Donors to the center are recognized in a unique glass art installation by Deborah Barnard, owner of Db Studio at Barnard Griffin Winery. The glass panels etched with donor names are hung in the center’s atrium, which has a curved wall with metal beams to resemble a wine barrel.
The donor wall also presents views a wine scientist might see under a microscope, such as yeast cells, molds, crystals or bacteria. The microscope “slides,” infused with reactive glasses to create shading and depth, are overlaid with clear glass framed in oak with donors’ names embossed in black glass powder. All materials used were made in the Pacific Northwest.

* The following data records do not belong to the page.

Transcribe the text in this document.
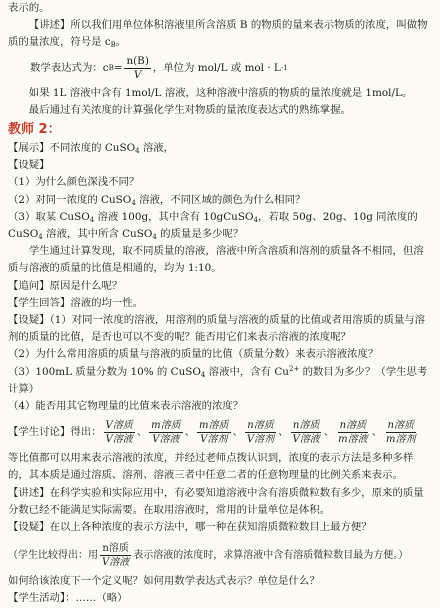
表示的。

【讲述】所以我们用单位体积溶液里所含溶质 B 的物质的量来表示物质的浓度，叫做物质的量浓度，符号是 $c_B$。

数学表达式为：c $B = \frac{n(B)}{V}$ ，单位为 mol/L 或 mol · L -1

如果 1L 溶液中含有 1mol/L 溶液，这种溶液中溶质的物质的量浓度就是 1mol/L。

最后通过有关浓度的计算强化学生对物质的量浓度表达式的熟练掌握。

教师 2：

【展示】不同浓度的 CuSO$_4$ 溶液，

【设疑】

（1）为什么颜色深浅不同？

（2）对同一浓度的 CuSO$_4$ 溶液，不同区域的颜色为什么相同？

（3）取某 CuSO$_4$ 溶液 100g，其中含有 10gCuSO$_4$，若取 50g、20g、10g 同浓度的 CuSO$_4$ 溶液，其中所含 CuSO$_4$ 的质量是多少呢？

学生通过计算发现，取不同质量的溶液，溶液中所含溶质和溶剂的质量各不相同，但溶质与溶液的质量的比值是相通的，均为 1:10。

【追问】原因是什么呢？

【学生回答】溶液的均一性。

【设疑】（1）对同一浓度的溶液，用溶剂的质量与溶液的质量的比值或者用溶质的质量与溶剂的质量的比值，是否也可以不变的呢？能否用它们来表示溶液的浓度呢？

（2）为什么常用溶质的质量与溶液的质量的比值（质量分数）来表示溶液浓度？

（3）100mL 质量分数为 10% 的 CuSO$_4$ 溶液中，含有 $Cu^{2+}$ 的数目为多少？（学生思考计算）

（4）能否用其它物理量的比值来表示溶液的浓度？

【学生讨论】得出： $\frac{\text{V溶质}}{\text{V溶液}}$ 、 $\frac{\text{m溶质}}{\text{V溶液}}$ 、 $\frac{\text{m溶质}}{\text{V溶剂}}$ 、 $\frac{\text{n溶质}}{\text{V溶剂}}$ 、 $\frac{\text{n溶质}}{\text{V溶液}}$ 、 $\frac{\text{n溶质}}{\text{m溶液}}$ 、 $\frac{\text{n溶质}}{\text{m溶剂}}$

等比值都可以用来表示溶液的浓度，并经过老师点拨认识到，浓度的表示方法是多种多样的，其本质是通过溶质、溶剂、溶液三者中任意二者的任意物理量的比例关系来表示。

【讲述】在科学实验和实际应用中，有必要知道溶液中含有溶质微粒数有多少，原来的质量

分数已经不能满足实际需要。在取用溶液时，常用的计量单位是体积。

【设疑】在以上各种浓度的表示方法中，哪一种在获知溶质微粒数目上最方便？

（学生比较得出：用 $\frac{\text{n溶质}}{\text{V溶液}}$ 表示溶液的浓度时，求算溶液中含有溶质微粒数目最为方便。）

如何给该浓度下一个定义呢？如何用数学表达式表示？单位是什么？

【学生活动】：……（略）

For Jim Harbertson, associate professor of enology, the potential of a new research laboratories at the Wine Science Center is limitless.
Touring the Ron and Ann Morford Wine Chemistry Instrument Room with its namesake donors during the center’s grand opening, Harbertson explained the sophisticated wine chemistry and spectrometry that will soon happen here.
Once it’s stocked with equipment, he’ll share the lab with other researchers and PhD students. They plan to get right to work exploring ways to improve Washington wine.
“We want to make the best science in collaboration,” Harbertson said. “As long as we have good instruments, and keep the people coming and the projects going, the sky’s the limit.”
The Morfords live on Bainbridge Island, and were among hundreds of supporters who donated to build the new center.
“We love wine, and we wanted to give back to WSU,” said Ron Morford.
“We’re Cougs,” added Ann. “We want to see WSU succeed in ways no other school has.”
As Viticulture and Enology Program faculty, students and staff settle into the Ste. Michelle Wine Estates WSU Wine Science Center, they look forward to expanding their research, teaching and collaboration with national and international institutions.
The center has capacity for seven faculty, 14 post-doctoral students or visiting scientists, 24 graduate students, two administrative support staff, and 10 technical support staff for the research winery and laboratories.
Wine at WSU
WSU offers the region’s only four-year degrees in viticulture and enology or wine business management, preparing future leaders for the industry in state and out. Its scientists conduct research on everything from tannins and grape leaf-roll virus to yeast viability and deficit irrigation in vineyards.
WSU hired Thomas Henick-Kling, one of the world’s premier wine scientists, to lead its program using an endowment supported by Ste. Michelle Wine Estates and the Washington wine industry. He has spent time visiting with industry representatives in every wine-growing area of the state and led the planning of the new center and changes in the teaching program.
WSU is the sole state institution supporting agricultural industries in Washington through research, technology transfer or “extension” and the awarding of bachelor’s, master’s and PhD degrees. The WSU College of Agricultural, Human, and Natural Resource Sciences is academic home to over 30 faculty working on wine-related issues, who are stationed across the state at research and extension centers (Mt. Vernon, Prosser and Wenatchee) and two campuses (Pullman and Tri-Cities). The college maintains these research centers, several agronomy farms and extension offices in every county in the state.